The reason I've fallen completely head over heels for her? Not because she's pretty and whitty and bright and amazing, or that she's the visible personification of absolute perfection. It's not that she's the ideal woman, although she very well may be, but that she's my ideal woman. As much as I find myself completely attracted to her in every way, including modes and extents that I never imagined before, every time I see her I get the feeling that she's just as attracted and head-over-heels for me, more than I even know. For the past month, she's spent every moment she possibly could with me, something I was, and wanted in return so badly, the first time. She seems to be every bit my companionate love, the one I've been writing about all these years. Do I want her to be the witness to my life? Yes, of course, I've always wanted that, from someone. The thing is, she's the first one I ever felt could actually become that person.

And so perhaps, that's the reason I've been so at ease with all of the physical aspects. I've been waiting for marriage all this time, but in reality, marriage was an arbitrary level of commitment - to "know" that the person you're with, really is the one, and is going to be the one, forever. So what if you've met the one, and you're all set to decide that she's the one you want to be with, no matter what? Is it alright to go on with all of the physical aspects then? I don't see anything wrong with it.

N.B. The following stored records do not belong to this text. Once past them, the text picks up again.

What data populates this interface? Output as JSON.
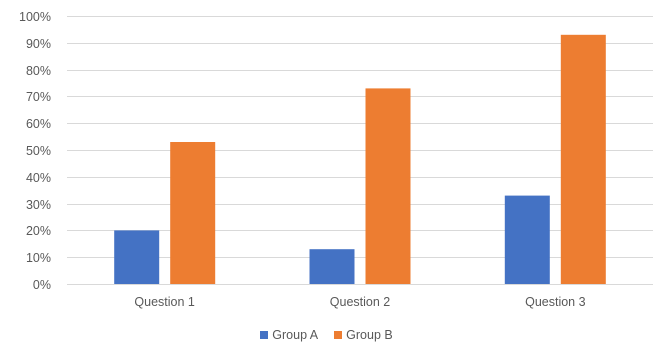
{
  "chart_data": {
    "type": "bar",
    "categories": [
      "Question 1",
      "Question 2",
      "Question 3"
    ],
    "series": [
      {
        "name": "Group A",
        "color": "#4472C4",
        "values": [
          0.2,
          0.13,
          0.33
        ]
      },
      {
        "name": "Group B",
        "color": "#ED7D31",
        "values": [
          0.53,
          0.73,
          0.93
        ]
      }
    ],
    "title": "",
    "xlabel": "",
    "ylabel": "",
    "ylim": [
      0,
      1
    ],
    "y_ticks": [
      "0%",
      "10%",
      "20%",
      "30%",
      "40%",
      "50%",
      "60%",
      "70%",
      "80%",
      "90%",
      "100%"
    ],
    "grid": true,
    "legend_position": "bottom-center",
    "gridline_color": "#d9d9d9",
    "label_color": "#595959"
  }
}
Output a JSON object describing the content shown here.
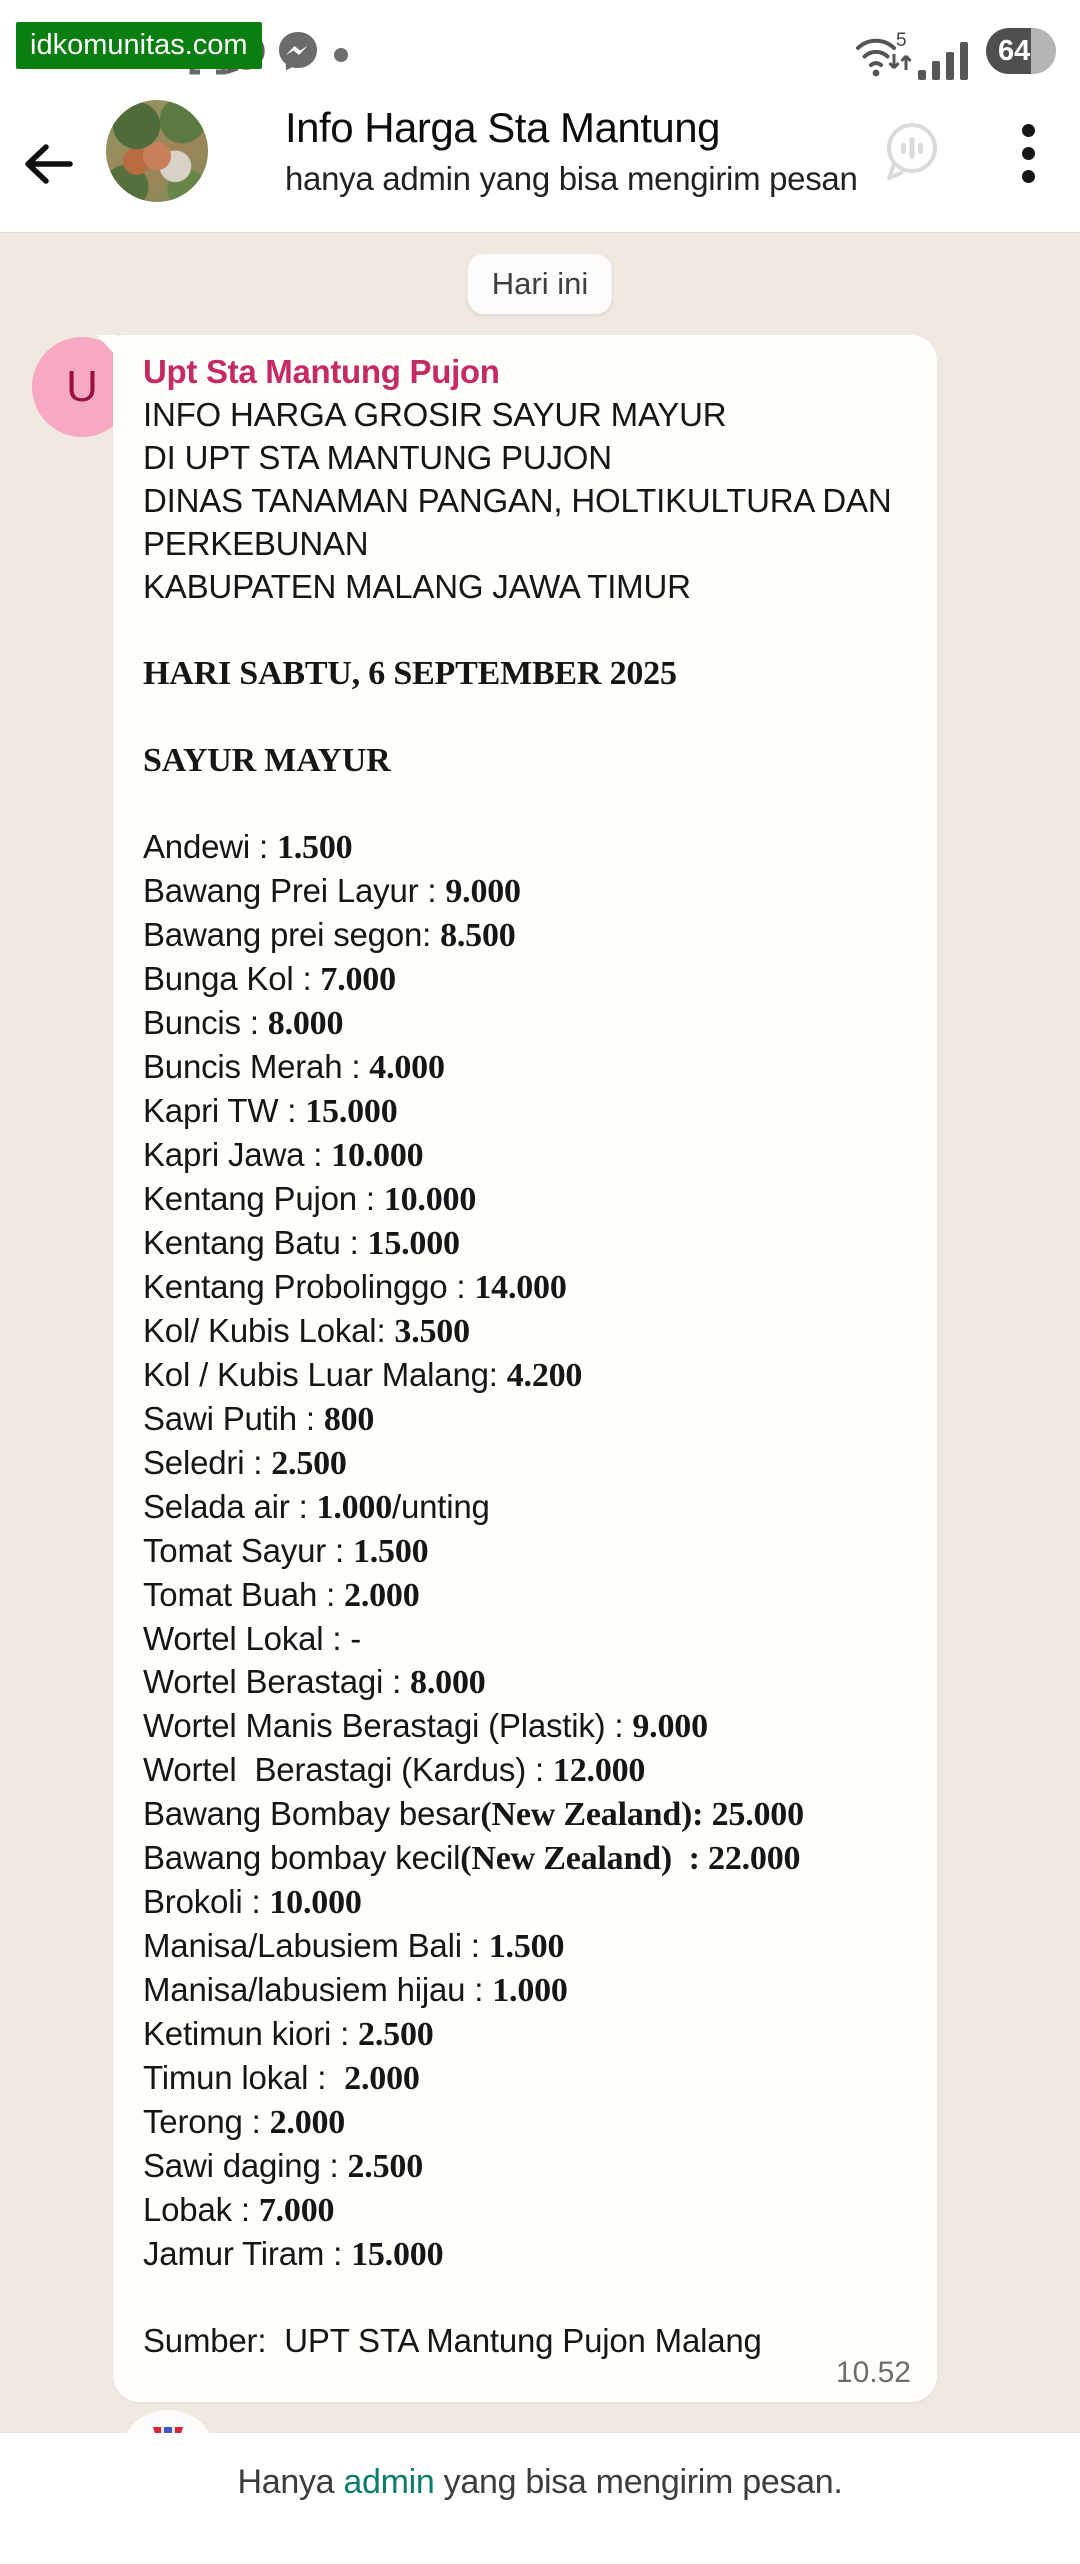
{
  "status_bar": {
    "watermark_label": "idkomunitas.com",
    "wifi_speed_label": "5",
    "battery_percent": "64",
    "icons": [
      "scan-brackets-icon",
      "whatsapp-icon",
      "messenger-icon",
      "notification-dot",
      "wifi-icon",
      "signal-bars-icon",
      "battery-indicator"
    ]
  },
  "header": {
    "title": "Info Harga Sta Mantung",
    "subtitle": "hanya admin yang bisa mengirim pesan",
    "icons": [
      "back-arrow-icon",
      "channel-voice-icon",
      "kebab-menu-icon"
    ]
  },
  "chat": {
    "date_chip": "Hari ini",
    "message": {
      "sender": "Upt Sta Mantung Pujon",
      "avatar_letter": "U",
      "time": "10.52",
      "reaction": "military-medal-emoji",
      "lines": [
        {
          "pre": "INFO HARGA GROSIR SAYUR MAYUR"
        },
        {
          "pre": "DI UPT STA MANTUNG PUJON"
        },
        {
          "pre": "DINAS TANAMAN PANGAN, HOLTIKULTURA DAN"
        },
        {
          "pre": "PERKEBUNAN"
        },
        {
          "pre": "KABUPATEN MALANG JAWA TIMUR"
        },
        {},
        {
          "bold": "HARI SABTU, 6 SEPTEMBER 2025"
        },
        {},
        {
          "bold": "SAYUR MAYUR"
        },
        {},
        {
          "pre": "Andewi : ",
          "bold": "1.500"
        },
        {
          "pre": "Bawang Prei Layur : ",
          "bold": "9.000"
        },
        {
          "pre": "Bawang prei segon: ",
          "bold": "8.500"
        },
        {
          "pre": "Bunga Kol : ",
          "bold": "7.000"
        },
        {
          "pre": "Buncis : ",
          "bold": "8.000"
        },
        {
          "pre": "Buncis Merah : ",
          "bold": "4.000"
        },
        {
          "pre": "Kapri TW : ",
          "bold": "15.000"
        },
        {
          "pre": "Kapri Jawa : ",
          "bold": "10.000"
        },
        {
          "pre": "Kentang Pujon : ",
          "bold": "10.000"
        },
        {
          "pre": "Kentang Batu : ",
          "bold": "15.000"
        },
        {
          "pre": "Kentang Probolinggo : ",
          "bold": "14.000"
        },
        {
          "pre": "Kol/ Kubis Lokal: ",
          "bold": "3.500"
        },
        {
          "pre": "Kol / Kubis Luar Malang: ",
          "bold": "4.200"
        },
        {
          "pre": "Sawi Putih : ",
          "bold": "800"
        },
        {
          "pre": "Seledri : ",
          "bold": "2.500"
        },
        {
          "pre": "Selada air : ",
          "bold": "1.000",
          "post": "/unting"
        },
        {
          "pre": "Tomat Sayur : ",
          "bold": "1.500"
        },
        {
          "pre": "Tomat Buah : ",
          "bold": "2.000"
        },
        {
          "pre": "Wortel Lokal : -"
        },
        {
          "pre": "Wortel Berastagi : ",
          "bold": "8.000"
        },
        {
          "pre": "Wortel Manis Berastagi (Plastik) : ",
          "bold": "9.000"
        },
        {
          "pre": "Wortel  Berastagi (Kardus) : ",
          "bold": "12.000"
        },
        {
          "pre": "Bawang Bombay besar",
          "bold": "(New Zealand): 25.000"
        },
        {
          "pre": "Bawang bombay kecil",
          "bold": "(New Zealand)  : 22.000"
        },
        {
          "pre": "Brokoli : ",
          "bold": "10.000"
        },
        {
          "pre": "Manisa/Labusiem Bali : ",
          "bold": "1.500"
        },
        {
          "pre": "Manisa/labusiem hijau : ",
          "bold": "1.000"
        },
        {
          "pre": "Ketimun kiori : ",
          "bold": "2.500"
        },
        {
          "pre": "Timun lokal :  ",
          "bold": "2.000"
        },
        {
          "pre": "Terong : ",
          "bold": "2.000"
        },
        {
          "pre": "Sawi daging : ",
          "bold": "2.500"
        },
        {
          "pre": "Lobak : ",
          "bold": "7.000"
        },
        {
          "pre": "Jamur Tiram : ",
          "bold": "15.000"
        },
        {},
        {
          "pre": "Sumber:  UPT STA Mantung Pujon Malang"
        }
      ]
    }
  },
  "footer": {
    "text_prefix": "Hanya ",
    "admin_word": "admin",
    "text_suffix": " yang bisa mengirim pesan."
  },
  "colors": {
    "accent_green": "#0b7e11",
    "sender_pink": "#c62a63",
    "admin_teal": "#0a7d6c",
    "chat_bg": "#f0e9e2",
    "bubble_bg": "#fffefb",
    "avatar_pink": "#f7a9c4",
    "avatar_letter": "#97123f"
  }
}
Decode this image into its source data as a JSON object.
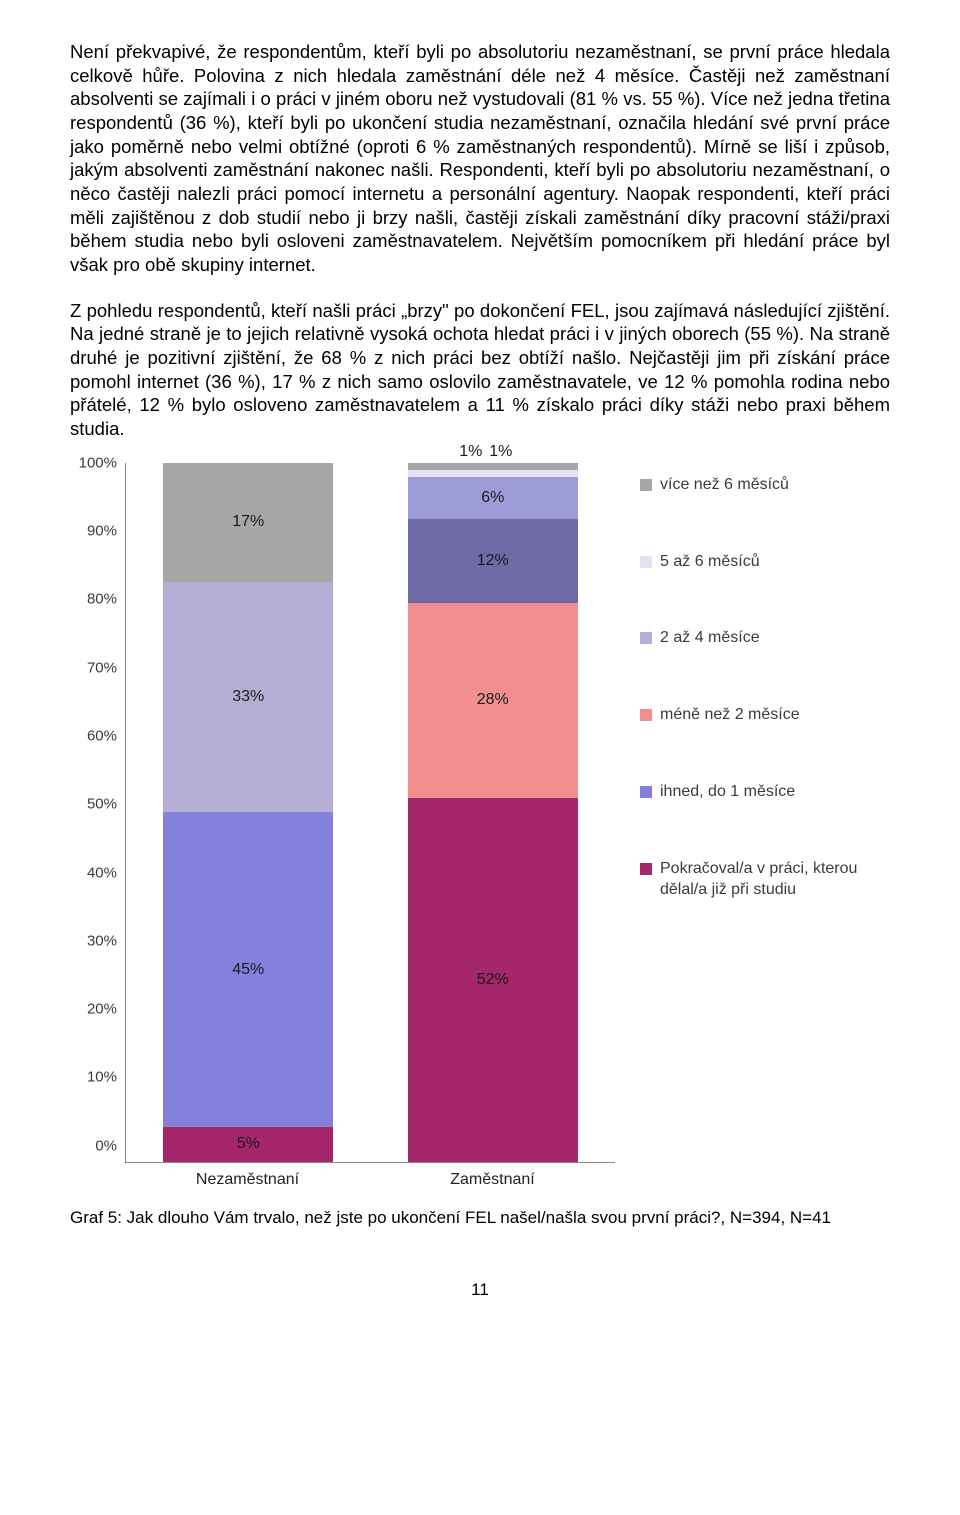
{
  "paragraphs": {
    "p1": "Není překvapivé, že respondentům, kteří byli po absolutoriu nezaměstnaní, se první práce hledala celkově hůře. Polovina z nich hledala zaměstnání déle než 4 měsíce. Častěji než zaměstnaní absolventi se zajímali i o práci v jiném oboru než vystudovali (81 % vs. 55 %). Více než jedna třetina respondentů (36 %), kteří byli po ukončení studia nezaměstnaní, označila hledání své první práce jako poměrně nebo velmi obtížné (oproti 6 % zaměstnaných respondentů). Mírně se liší i způsob, jakým absolventi zaměstnání nakonec našli. Respondenti, kteří byli po absolutoriu nezaměstnaní, o něco častěji nalezli práci pomocí internetu a personální agentury. Naopak respondenti, kteří práci měli zajištěnou z dob studií nebo ji brzy našli, častěji získali zaměstnání díky pracovní stáži/praxi během studia nebo byli osloveni zaměstnavatelem. Největším pomocníkem při hledání práce byl však pro obě skupiny internet.",
    "p2": "Z pohledu respondentů, kteří našli práci „brzy\" po dokončení FEL, jsou zajímavá následující zjištění. Na jedné straně je to jejich relativně vysoká ochota hledat práci i v jiných oborech (55 %). Na straně druhé je pozitivní zjištění, že 68 % z nich práci bez obtíží našlo. Nejčastěji jim při získání práce pomohl internet (36 %), 17 % z nich samo oslovilo zaměstnavatele, ve 12 % pomohla rodina nebo přátelé, 12 % bylo osloveno zaměstnavatelem a 11 % získalo práci díky stáži nebo praxi během studia."
  },
  "chart": {
    "type": "stacked-bar",
    "ylim": [
      0,
      100
    ],
    "ytick_step": 10,
    "yticks": [
      "100%",
      "90%",
      "80%",
      "70%",
      "60%",
      "50%",
      "40%",
      "30%",
      "20%",
      "10%",
      "0%"
    ],
    "categories": [
      "Nezaměstnaní",
      "Zaměstnaní"
    ],
    "series": [
      {
        "label": "více než 6 měsíců",
        "color": "#a6a6a6"
      },
      {
        "label": "5 až 6 měsíců",
        "color": "#e4e0f5"
      },
      {
        "label": "2 až 4 měsíce",
        "color": "#b4aed4"
      },
      {
        "label": "méně než 2 měsíce",
        "color": "#f28e8e"
      },
      {
        "label": "ihned, do 1 měsíce",
        "color": "#8481dd"
      },
      {
        "label": "Pokračoval/a v práci, kterou dělal/a již při studiu",
        "color": "#a4266b"
      }
    ],
    "bars": [
      {
        "name": "Nezaměstnaní",
        "segments": [
          {
            "label": "5%",
            "value": 5,
            "color": "#a4266b",
            "textInside": true
          },
          {
            "label": "45%",
            "value": 45,
            "color": "#8481dd",
            "textInside": true
          },
          {
            "label": "33%",
            "value": 33,
            "color": "#b4aed4",
            "textInside": true
          },
          {
            "label": "17%",
            "value": 17,
            "color": "#a6a6a6",
            "textInside": true
          }
        ]
      },
      {
        "name": "Zaměstnaní",
        "segments": [
          {
            "label": "52%",
            "value": 52,
            "color": "#a4266b",
            "textInside": true
          },
          {
            "label": "28%",
            "value": 28,
            "color": "#f28e8e",
            "textInside": true
          },
          {
            "label": "12%",
            "value": 12,
            "color": "#6e6aa6",
            "textInside": true
          },
          {
            "label": "6%",
            "value": 6,
            "color": "#9e9bd9",
            "textInside": true
          },
          {
            "label": "1%",
            "value": 1,
            "color": "#e4e0f5",
            "textInside": false,
            "offsetX": -22
          },
          {
            "label": "1%",
            "value": 1,
            "color": "#a6a6a6",
            "textInside": false,
            "offsetX": 8
          }
        ]
      }
    ],
    "caption": "Graf 5: Jak dlouho Vám trvalo, než jste po ukončení FEL našel/našla svou první práci?, N=394, N=41"
  },
  "pagenum": "11"
}
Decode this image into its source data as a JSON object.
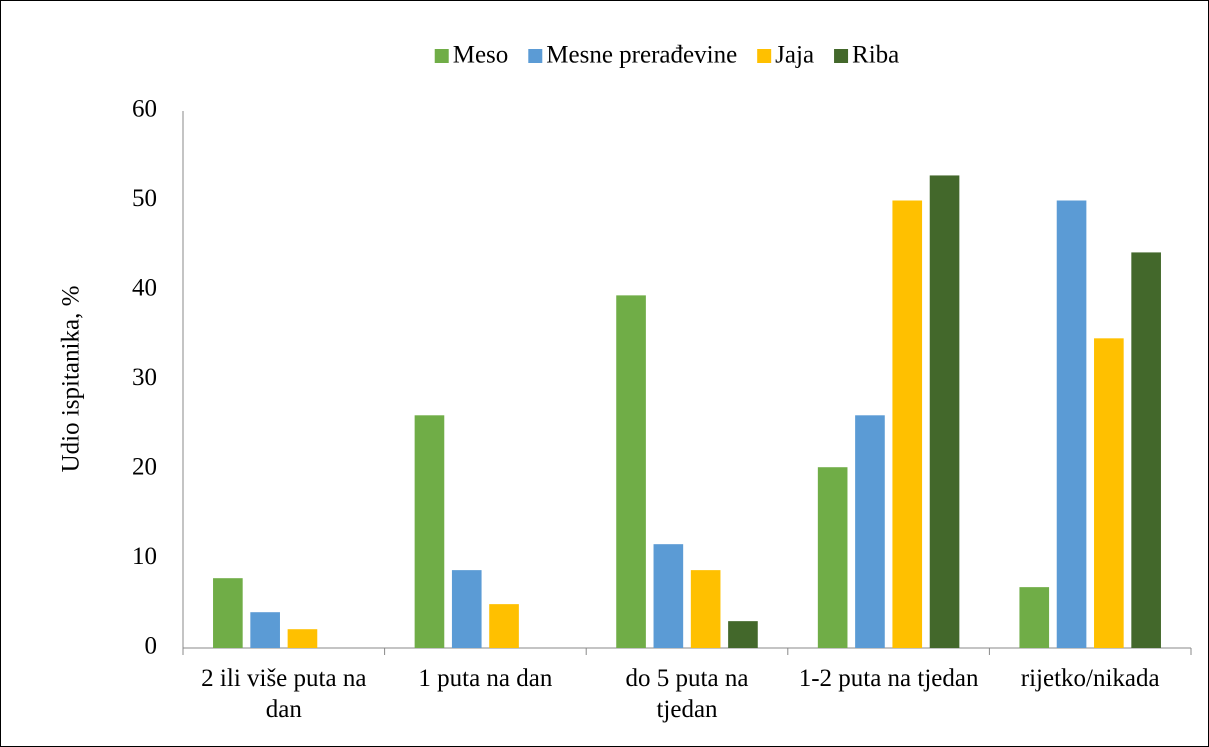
{
  "chart_data": {
    "type": "bar",
    "y_label": "Udio ispitanika, %",
    "categories": [
      "2 ili više puta na dan",
      "1 puta na dan",
      "do 5 puta na tjedan",
      "1-2 puta na tjedan",
      "rijetko/nikada"
    ],
    "series": [
      {
        "name": "Meso",
        "color": "#70ad47",
        "values": [
          7.8,
          26.0,
          39.4,
          20.2,
          6.8
        ]
      },
      {
        "name": "Mesne prerađevine",
        "color": "#5b9bd5",
        "values": [
          4.0,
          8.7,
          11.6,
          26.0,
          50.0
        ]
      },
      {
        "name": "Jaja",
        "color": "#ffc000",
        "values": [
          2.1,
          4.9,
          8.7,
          50.0,
          34.6
        ]
      },
      {
        "name": "Riba",
        "color": "#43682b",
        "values": [
          0,
          0,
          3.0,
          52.8,
          44.2
        ]
      }
    ],
    "ylim": [
      0,
      60
    ],
    "yticks": [
      0,
      10,
      20,
      30,
      40,
      50,
      60
    ],
    "grid": false,
    "legend": "top"
  }
}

Except maybe one thing. How she feels. I know what she'd told me, and I know everything that's happened these past few weeks. But the only person's true feelings I know are my own, at least for now. And while everything's fallen into place like the dream I dreamed, gave up on, and dared to dream again, realistically, it's been barely a month. A month to fall in love? It took me barely a week, and I'm sure she was taken aback and at least a bit doubtful when I said it.

Oh yes, I said it. And I mean it this time. :o) Mean it as in, I don't just love her, even if that's all that I told her then. She's the love of my life, and I know already she's the one I'd want to live every moment of the rest of my life with. I mean I love her because she's my favorite person in the world, the only one I'd ever want. And if there were an after, I don't know if I could live with anyone else at all. Because anyone else in the present, even to the love of your life in the distant, would always be second best.

So where does that leave me and my conundrum? Up until recently, I was still feeling the same way I had always felt. And I was nervous because I could feel myself getting drawn in, unable to resist or restrain myself, and yet, not knowing why. Did I suddenly lose all of my apprehensions, and that moral decency, when the opportunity presented itself? I think, perhaps, everything's the same as it's always been. The temptation and desire's been there, and with someone like her, how could it not? But paradoxically, it's that very thing - her forwardness, which has quashed all my apprehensions and worries. Even aside from the physical, she's been aggressively and passionately devoted, far more than I am. Dare I say, I've been one-upped in romanticism? The amazing thing is, she's made me secure and comfortable with all of it - every aspect of a relationship, every apprehension, and every bit that I ever used to worry myself over.

I don't know my answer, just yet. I have a feeling that it'll happen when it's meant to happen. For now, every tomorrow is a page yet to be written. And every today makes me more and more sure that this is the one book I never want to put down.